Millions watched the unfolding drama Tuesday of what is suspected to be the final hours of the manhunt for the fugitive ex-cop-turned-cop-killer Christopher Dorner.
Charred human remains were recovered from the cabin that burned to the ground Tuesday evening in Big Bear, Calif. Forensic tests will determine if those remains are Dorner’s, ABC News reported.
According to the report, police were alerted that Dorner, 33, was in the area by a 911 call from one of Dorner’s hostages who had broken free. Dorner stole a vehicle and was spotted by California fish and wildlife officers.
Dorner fled the vehicle on foot, but engaged in a gunfight, killing a San Bernardino Sheriff’s officer and injuring another, bringing the number of those killed to four, the article said.
Dorner then barricaded himself in another cabin in the Big Bear Lake area, and more gunfire was exchanged with police.

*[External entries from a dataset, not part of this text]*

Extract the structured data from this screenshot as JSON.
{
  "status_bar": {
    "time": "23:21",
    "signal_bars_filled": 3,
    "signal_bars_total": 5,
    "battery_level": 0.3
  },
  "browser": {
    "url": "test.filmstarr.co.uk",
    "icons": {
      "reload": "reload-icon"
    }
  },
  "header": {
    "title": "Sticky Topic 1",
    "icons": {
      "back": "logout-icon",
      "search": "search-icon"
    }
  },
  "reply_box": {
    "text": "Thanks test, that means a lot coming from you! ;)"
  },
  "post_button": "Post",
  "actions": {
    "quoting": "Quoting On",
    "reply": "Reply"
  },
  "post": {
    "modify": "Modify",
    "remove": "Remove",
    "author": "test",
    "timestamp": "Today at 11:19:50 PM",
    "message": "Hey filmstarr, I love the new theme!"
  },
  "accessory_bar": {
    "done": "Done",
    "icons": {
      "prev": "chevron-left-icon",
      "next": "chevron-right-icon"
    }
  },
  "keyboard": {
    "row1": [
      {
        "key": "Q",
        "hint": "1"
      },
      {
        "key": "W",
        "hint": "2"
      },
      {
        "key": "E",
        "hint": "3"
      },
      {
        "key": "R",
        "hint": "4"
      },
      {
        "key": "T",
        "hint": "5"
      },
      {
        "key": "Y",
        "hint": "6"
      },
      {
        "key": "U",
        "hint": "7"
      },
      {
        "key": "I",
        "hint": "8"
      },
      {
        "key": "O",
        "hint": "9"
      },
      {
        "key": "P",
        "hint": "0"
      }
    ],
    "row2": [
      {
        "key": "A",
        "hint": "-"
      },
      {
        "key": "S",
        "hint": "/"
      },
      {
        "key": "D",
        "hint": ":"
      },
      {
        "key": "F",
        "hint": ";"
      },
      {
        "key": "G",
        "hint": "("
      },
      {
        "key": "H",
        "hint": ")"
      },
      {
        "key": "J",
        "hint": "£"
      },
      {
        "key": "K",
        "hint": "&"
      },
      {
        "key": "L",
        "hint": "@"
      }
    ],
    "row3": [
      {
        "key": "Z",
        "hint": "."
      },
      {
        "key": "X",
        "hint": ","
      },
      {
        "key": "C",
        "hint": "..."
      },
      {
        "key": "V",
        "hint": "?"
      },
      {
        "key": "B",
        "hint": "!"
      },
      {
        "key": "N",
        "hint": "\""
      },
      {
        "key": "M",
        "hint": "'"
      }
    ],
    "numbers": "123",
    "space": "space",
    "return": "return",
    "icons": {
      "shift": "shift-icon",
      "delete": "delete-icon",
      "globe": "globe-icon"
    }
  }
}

ABC reported that shortly after police fired tear gas into the cabin, a single gunshot was heard and then the entire building went up in flames. The sound of exploding ammunition was heard coming from the cabin.
San Bernardino County Sheriff’s Office spokeswoman Cindy Bachman told reporters police believed Dorner was still inside the cabin as it burned. “We believe that the person that barricaded himself inside the cabin engaged in gunfire with our deputies and other law enforcement officers is still inside there, even though the building burned,” she said.
Multiple news sources said the manhunt for Dorner was the largest in California’s history.
Approximately 40 officers and their families were under constant police protection last week after Dorner’s chilling manifesto, published on Facebook, revealed his targets.
Dorner is accused of killing the daughter of a former Los Angeles police captain and her fiancée, as well.
Dorner implicated himself in his manifesto, claiming the killings were his revenge for being fired by the LAPD. Dorner vowed not to be taken alive by police, which led to extreme tension during Tuesday’s standoff.